Shanghai (Gasgoo)- CATL, the global leading EV battery manufacturer, reported a 29.14% year-on-year decline in net profit for the first quarter of 2020 (Q1) as the COVID-19 pandemic hit the new energy vehicle (NEV) market.
In a filing to Shenzhen Stock Exchange on April 28, CATL said the Q1 net profit attributable to the shareholders of the listed company reached RMB742,043,183.20, versus RMB1,047,233,226.95 for the year-ago period. Excluding the impact of certain no-recurring gains and losses, the net profit stood at RMB428,196,075.68, a year-on-year slump of 53.24%.
Meanwhile, the company stated the gross revenue for the Jan.-Mar. period slid 9.53% over a year ago to RMB9,030,794,052.46. During the same period, the net cash flow generated by operation activities amounted to RMB3,146,750,315.68, tumbling 36.77% from the previous year due to the increase in the cash paid for the product procurement.

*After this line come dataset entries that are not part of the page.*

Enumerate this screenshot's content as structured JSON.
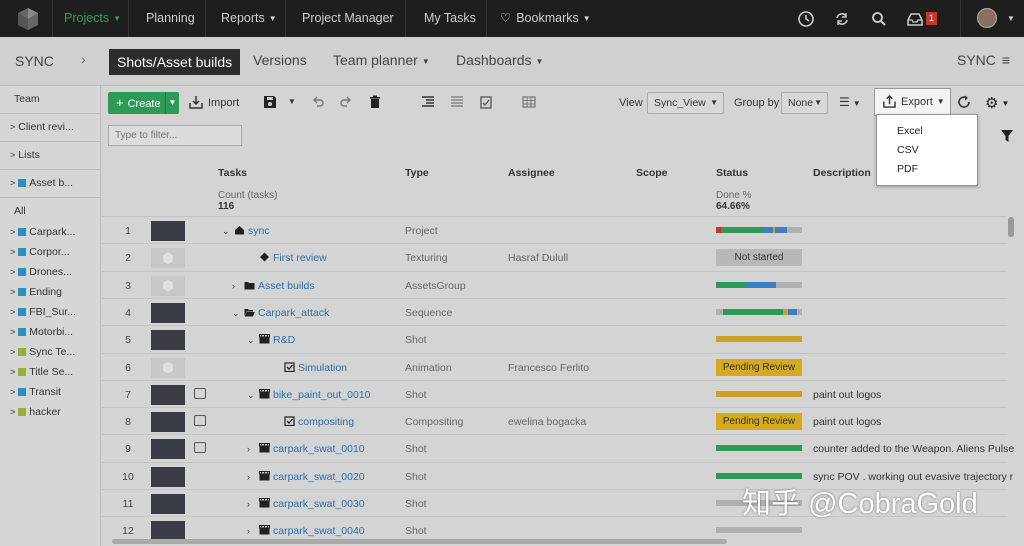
{
  "topnav": {
    "projects": "Projects",
    "planning": "Planning",
    "reports": "Reports",
    "project_manager": "Project Manager",
    "my_tasks": "My Tasks",
    "bookmarks": "Bookmarks",
    "notification_count": "1"
  },
  "subnav": {
    "project": "SYNC",
    "tabs": [
      "Shots/Asset builds",
      "Versions",
      "Team planner",
      "Dashboards"
    ],
    "right_label": "SYNC"
  },
  "sidebar": {
    "team": "Team",
    "client_review": "Client revi...",
    "lists": "Lists",
    "asset_builds": "Asset b...",
    "all": "All",
    "items": [
      {
        "label": "Carpark...",
        "color": "#2a8fbf"
      },
      {
        "label": "Corpor...",
        "color": "#2a8fbf"
      },
      {
        "label": "Drones...",
        "color": "#2a8fbf"
      },
      {
        "label": "Ending",
        "color": "#2a8fbf"
      },
      {
        "label": "FBI_Sur...",
        "color": "#2a8fbf"
      },
      {
        "label": "Motorbi...",
        "color": "#2a8fbf"
      },
      {
        "label": "Sync Te...",
        "color": "#8fb33a"
      },
      {
        "label": "Title Se...",
        "color": "#8fb33a"
      },
      {
        "label": "Transit",
        "color": "#2a8fbf"
      },
      {
        "label": "hacker",
        "color": "#8fb33a"
      }
    ]
  },
  "toolbar": {
    "create": "Create",
    "import": "Import",
    "view_label": "View",
    "view_value": "Sync_View",
    "group_by_label": "Group by",
    "group_by_value": "None",
    "export": "Export",
    "filter_placeholder": "Type to filter..."
  },
  "export_menu": [
    "Excel",
    "CSV",
    "PDF"
  ],
  "columns": {
    "tasks": "Tasks",
    "type": "Type",
    "assignee": "Assignee",
    "scope": "Scope",
    "status": "Status",
    "description": "Description"
  },
  "summary": {
    "count_label": "Count (tasks)",
    "count_value": "116",
    "done_label": "Done %",
    "done_value": "64.66%"
  },
  "rows": [
    {
      "num": "1",
      "name": "sync",
      "type": "Project",
      "assignee": "",
      "status": "",
      "desc": ""
    },
    {
      "num": "2",
      "name": "First review",
      "type": "Texturing",
      "assignee": "Hasraf Dulull",
      "status": "Not started",
      "desc": ""
    },
    {
      "num": "3",
      "name": "Asset builds",
      "type": "AssetsGroup",
      "assignee": "",
      "status": "",
      "desc": ""
    },
    {
      "num": "4",
      "name": "Carpark_attack",
      "type": "Sequence",
      "assignee": "",
      "status": "",
      "desc": ""
    },
    {
      "num": "5",
      "name": "R&D",
      "type": "Shot",
      "assignee": "",
      "status": "",
      "desc": ""
    },
    {
      "num": "6",
      "name": "Simulation",
      "type": "Animation",
      "assignee": "Francesco Ferlito",
      "status": "Pending Review",
      "desc": ""
    },
    {
      "num": "7",
      "name": "bike_paint_out_0010",
      "type": "Shot",
      "assignee": "",
      "status": "",
      "desc": "paint out logos"
    },
    {
      "num": "8",
      "name": "compositing",
      "type": "Compositing",
      "assignee": "ewelina bogacka",
      "status": "Pending Review",
      "desc": "paint out logos"
    },
    {
      "num": "9",
      "name": "carpark_swat_0010",
      "type": "Shot",
      "assignee": "",
      "status": "",
      "desc": "counter added to the Weapon.  Aliens Pulse"
    },
    {
      "num": "10",
      "name": "carpark_swat_0020",
      "type": "Shot",
      "assignee": "",
      "status": "",
      "desc": "sync POV . working out evasive trajectory r"
    },
    {
      "num": "11",
      "name": "carpark_swat_0030",
      "type": "Shot",
      "assignee": "",
      "status": "",
      "desc": ""
    },
    {
      "num": "12",
      "name": "carpark_swat_0040",
      "type": "Shot",
      "assignee": "",
      "status": "",
      "desc": ""
    }
  ],
  "watermark": "知乎 @CobraGold"
}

(CATL's CTP battery pack, photo source: CATL's WeChat account)
In respect to the profit downturn, much of the blame has been laid on the decrease in the Q1 sales of power batteries, which stemmed from the plunge in installed capacity of NEV power battery led by the impact of coronavirus outbreak and overall market downturn.
“We will be watching closely to the coronavirus spread and market conditions, and strive to alleviate the impact of the disease and the volatility in market on company's operation and profitability by conducting industrial cooperation, tapping new resources of supply, reducing consumption, cutting and controlling costs, etc.,” said CATL.

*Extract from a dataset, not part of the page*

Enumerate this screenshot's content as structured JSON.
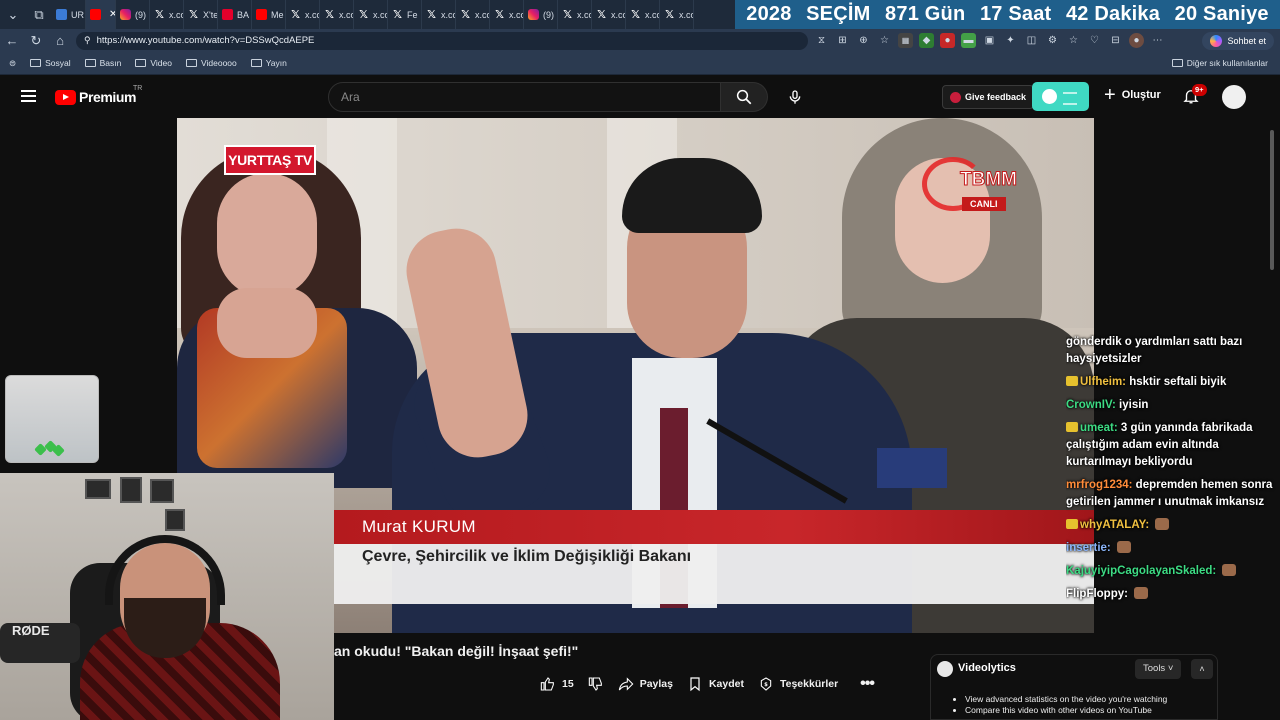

The company warned of the risks from the growing volatility in macro economy, the changeable policy environment and the intensifying market competition. To cope with the stress, it will proactively move forward with the work resumption amid the fight against the coronavirus, and continue to improve its product performances so as to tone down the impact of subsidy phase-out on the sale of power batteries. Besides, a professional management team with talents from various fields and different countries will keep investing in R&D business, as part of efforts to sustain the company's core competitive power.
The strengthened R&D investment is also expected to help CATL develop batteries with higher energy density and better performance, in a bid to achieve greater automation level and lower unit production level. It is one of methods for CATL to handle the possible drop in gross margin, which may be caused by the fiercer market rivalry and policy adjustments.